Rien n’est au point entre Tadej Pogacar et ses équipiers : “Ce n’est pas de la Playstation”
Le Team UAE-Emirates de Tadej Pogacar compte déjà 13 victoires cette saison mais le rouleau compresseur qui doit propulser Tadej Pogacar est encore loin d’être au point. Milan-Sanremo et la première étape du Tour de Catalogne en sont la preuve.
- Publié le 19-03-2024 à 11h31
”J’ai foiré, j’aurais dû faire le bond sur Nick Schultz. Je pensais que quelqu’un boucherait le trou sur lui et j’ai attendu trop longtemps.” Voilà la réaction de Tadej Pogacar ce lundi soir après l’étape d’ouverture du Tour de Catalogne, où le Slovène a laissé échapper la victoire alors que son équipe avait contrôlé la course toute la journée.

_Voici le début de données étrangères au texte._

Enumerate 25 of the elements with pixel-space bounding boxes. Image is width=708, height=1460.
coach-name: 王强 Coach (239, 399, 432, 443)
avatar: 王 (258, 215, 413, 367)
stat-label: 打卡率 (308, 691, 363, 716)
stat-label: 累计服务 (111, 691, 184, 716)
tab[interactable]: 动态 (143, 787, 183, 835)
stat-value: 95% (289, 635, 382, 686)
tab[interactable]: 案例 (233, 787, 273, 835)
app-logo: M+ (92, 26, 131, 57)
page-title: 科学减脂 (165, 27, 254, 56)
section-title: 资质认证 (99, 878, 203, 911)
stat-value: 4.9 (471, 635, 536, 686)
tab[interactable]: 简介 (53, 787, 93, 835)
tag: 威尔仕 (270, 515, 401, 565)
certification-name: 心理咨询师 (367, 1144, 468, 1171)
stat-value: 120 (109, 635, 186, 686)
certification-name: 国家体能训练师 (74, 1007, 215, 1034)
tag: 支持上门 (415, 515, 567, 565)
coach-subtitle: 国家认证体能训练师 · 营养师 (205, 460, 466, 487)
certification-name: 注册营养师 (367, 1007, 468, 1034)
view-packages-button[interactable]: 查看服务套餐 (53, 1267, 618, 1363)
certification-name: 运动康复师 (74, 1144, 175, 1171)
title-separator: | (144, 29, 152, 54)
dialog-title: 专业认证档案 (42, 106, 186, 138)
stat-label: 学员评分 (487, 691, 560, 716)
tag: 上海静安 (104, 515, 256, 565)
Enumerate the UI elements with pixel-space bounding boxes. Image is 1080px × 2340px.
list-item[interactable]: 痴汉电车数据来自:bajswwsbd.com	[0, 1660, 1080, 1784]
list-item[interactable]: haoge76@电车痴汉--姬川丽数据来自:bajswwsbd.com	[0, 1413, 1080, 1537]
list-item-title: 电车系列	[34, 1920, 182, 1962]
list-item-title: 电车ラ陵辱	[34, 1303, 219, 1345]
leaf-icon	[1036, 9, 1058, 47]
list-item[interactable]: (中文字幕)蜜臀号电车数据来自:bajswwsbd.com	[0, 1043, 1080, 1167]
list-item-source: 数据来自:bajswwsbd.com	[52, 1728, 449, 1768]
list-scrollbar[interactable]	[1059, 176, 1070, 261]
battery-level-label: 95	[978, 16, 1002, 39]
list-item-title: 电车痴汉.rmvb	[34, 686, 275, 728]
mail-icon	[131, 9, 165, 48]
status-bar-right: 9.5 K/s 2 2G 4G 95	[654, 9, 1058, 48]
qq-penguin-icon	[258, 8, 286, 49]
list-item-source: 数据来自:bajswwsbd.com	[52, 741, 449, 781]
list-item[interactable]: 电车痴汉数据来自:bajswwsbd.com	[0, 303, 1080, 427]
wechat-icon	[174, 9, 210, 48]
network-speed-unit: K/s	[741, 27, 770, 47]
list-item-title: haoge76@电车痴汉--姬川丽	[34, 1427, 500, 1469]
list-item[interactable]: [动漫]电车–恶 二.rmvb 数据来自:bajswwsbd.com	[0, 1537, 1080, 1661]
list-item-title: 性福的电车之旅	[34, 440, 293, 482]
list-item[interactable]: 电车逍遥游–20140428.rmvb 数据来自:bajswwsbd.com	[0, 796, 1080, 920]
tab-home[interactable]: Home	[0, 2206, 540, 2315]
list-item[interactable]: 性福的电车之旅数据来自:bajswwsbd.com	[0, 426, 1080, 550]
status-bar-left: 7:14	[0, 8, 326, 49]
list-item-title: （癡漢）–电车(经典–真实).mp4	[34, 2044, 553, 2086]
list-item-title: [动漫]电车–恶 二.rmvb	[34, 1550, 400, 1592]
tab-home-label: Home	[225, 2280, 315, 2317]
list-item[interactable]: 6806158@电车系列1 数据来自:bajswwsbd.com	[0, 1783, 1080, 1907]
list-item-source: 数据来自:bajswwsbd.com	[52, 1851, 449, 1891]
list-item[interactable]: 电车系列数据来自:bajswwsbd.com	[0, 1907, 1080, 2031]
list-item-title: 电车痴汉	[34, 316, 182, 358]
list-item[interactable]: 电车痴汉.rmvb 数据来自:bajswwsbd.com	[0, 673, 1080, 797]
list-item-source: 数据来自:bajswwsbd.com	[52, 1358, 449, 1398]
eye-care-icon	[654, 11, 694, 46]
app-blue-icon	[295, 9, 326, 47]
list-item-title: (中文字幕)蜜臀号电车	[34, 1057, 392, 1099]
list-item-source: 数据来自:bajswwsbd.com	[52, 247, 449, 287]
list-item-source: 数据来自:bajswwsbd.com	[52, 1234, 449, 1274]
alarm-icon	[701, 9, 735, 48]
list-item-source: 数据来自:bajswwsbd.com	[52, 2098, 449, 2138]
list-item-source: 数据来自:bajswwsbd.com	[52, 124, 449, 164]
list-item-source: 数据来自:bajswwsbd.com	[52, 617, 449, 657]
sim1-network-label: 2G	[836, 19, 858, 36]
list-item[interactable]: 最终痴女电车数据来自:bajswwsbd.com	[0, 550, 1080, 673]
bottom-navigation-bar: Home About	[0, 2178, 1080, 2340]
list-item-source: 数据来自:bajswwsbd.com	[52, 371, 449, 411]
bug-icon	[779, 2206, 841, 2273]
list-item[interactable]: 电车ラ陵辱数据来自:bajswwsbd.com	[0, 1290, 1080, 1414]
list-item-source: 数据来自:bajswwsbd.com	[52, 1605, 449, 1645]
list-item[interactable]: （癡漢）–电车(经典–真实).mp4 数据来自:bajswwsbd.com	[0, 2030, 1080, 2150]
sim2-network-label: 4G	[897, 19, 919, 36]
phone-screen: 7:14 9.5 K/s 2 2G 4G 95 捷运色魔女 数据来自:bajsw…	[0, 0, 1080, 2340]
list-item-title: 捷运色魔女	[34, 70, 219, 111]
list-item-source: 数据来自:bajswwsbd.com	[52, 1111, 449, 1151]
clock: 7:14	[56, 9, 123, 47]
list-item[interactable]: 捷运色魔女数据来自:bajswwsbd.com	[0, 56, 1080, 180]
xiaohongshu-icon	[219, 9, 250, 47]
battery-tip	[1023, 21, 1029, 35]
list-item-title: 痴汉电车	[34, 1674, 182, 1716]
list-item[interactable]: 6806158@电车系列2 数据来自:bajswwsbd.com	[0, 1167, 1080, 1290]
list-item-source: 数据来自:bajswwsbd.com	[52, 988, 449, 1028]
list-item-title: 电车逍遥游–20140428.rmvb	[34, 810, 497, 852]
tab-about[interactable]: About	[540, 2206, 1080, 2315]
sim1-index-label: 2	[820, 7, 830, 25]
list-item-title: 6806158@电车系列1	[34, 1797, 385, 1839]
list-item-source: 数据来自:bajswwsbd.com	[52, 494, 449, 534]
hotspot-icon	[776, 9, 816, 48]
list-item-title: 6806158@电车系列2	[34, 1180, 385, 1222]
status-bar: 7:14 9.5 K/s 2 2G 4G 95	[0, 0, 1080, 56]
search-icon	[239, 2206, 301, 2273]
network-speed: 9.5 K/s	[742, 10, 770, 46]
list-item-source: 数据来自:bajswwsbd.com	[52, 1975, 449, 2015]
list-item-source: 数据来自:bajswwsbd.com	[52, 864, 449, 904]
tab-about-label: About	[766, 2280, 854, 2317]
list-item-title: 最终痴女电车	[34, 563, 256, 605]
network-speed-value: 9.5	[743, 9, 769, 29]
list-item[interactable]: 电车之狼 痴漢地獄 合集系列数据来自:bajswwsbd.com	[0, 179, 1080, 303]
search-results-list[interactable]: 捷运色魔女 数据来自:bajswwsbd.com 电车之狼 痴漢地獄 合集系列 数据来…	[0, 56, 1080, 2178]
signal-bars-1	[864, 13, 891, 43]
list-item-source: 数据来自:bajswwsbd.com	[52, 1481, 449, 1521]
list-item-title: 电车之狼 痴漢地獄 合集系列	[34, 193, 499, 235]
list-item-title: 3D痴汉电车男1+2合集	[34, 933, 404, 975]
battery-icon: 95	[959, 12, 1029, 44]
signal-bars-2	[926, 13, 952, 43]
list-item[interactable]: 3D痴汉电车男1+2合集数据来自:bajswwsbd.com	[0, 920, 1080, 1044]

Une réaction plutôt classe du champion, qui aurait aussi pu pointer du doigt le fait qu’il s’est retrouvé isolé dans un peloton d’une soixantaine de coureurs dans le final. Marc Soler et Joao Almeida, ses derniers relais, s’étaient laissés glisser en queue de groupe depuis quelques hectomètres quand Nick Schultz a placé son attaque “en facteur”, à l’approche de la flamme rouge. Complètement esseulé, Pogacar s’est retrouvé en difficulté au moment le plus important de la course alors que Sivakov, Grosschartner, Novak et Vine avaient disparu depuis longtemps.
À Milan-Sanremo, la tactique de la formation émiratie avait déjà surpris. À trop vouloir durcir la Classicissima dès les premiers Capi, les UAE-Emirates s’étaient brûlé les ailes avant même le Poggio. Covi avait explosé dans les premières pentes de la Cipressa et le jeune Del Toro avait rapidement plafonné. “Nous comptions sur Hirschi et Ulissi à la Cipressa mais ils n’étaient plus là”, expliquait Mauro Giannetti à l’arrivée du premier monument de la saison. Résultat ? Pogacar a même demandé à l’oreillette s’il ne devait pas attaquer dès cette Cipressa, quitte à bouleverser les plans de l’équipe. “Cela aurait été du suicide”, explique son directeur sportif qui a donc réussi à le raisonner.
”Il faut monter la Cipressa plus vite pour que tout le monde arrive fatigué au pied du Poggio mais ce n’est pas de la Playstation”, tranchait pour sa part Tim Wellens concernant la tactique ratée de son équipe. “J’ai dû travailler plus tôt que prévu et il m’a manqué de l’énergie pour le Poggio.” Le Belge avait en effet pris le relais d’Isaac Del Toro lorsque celui-ci n’était plus en mesure de durcir la course.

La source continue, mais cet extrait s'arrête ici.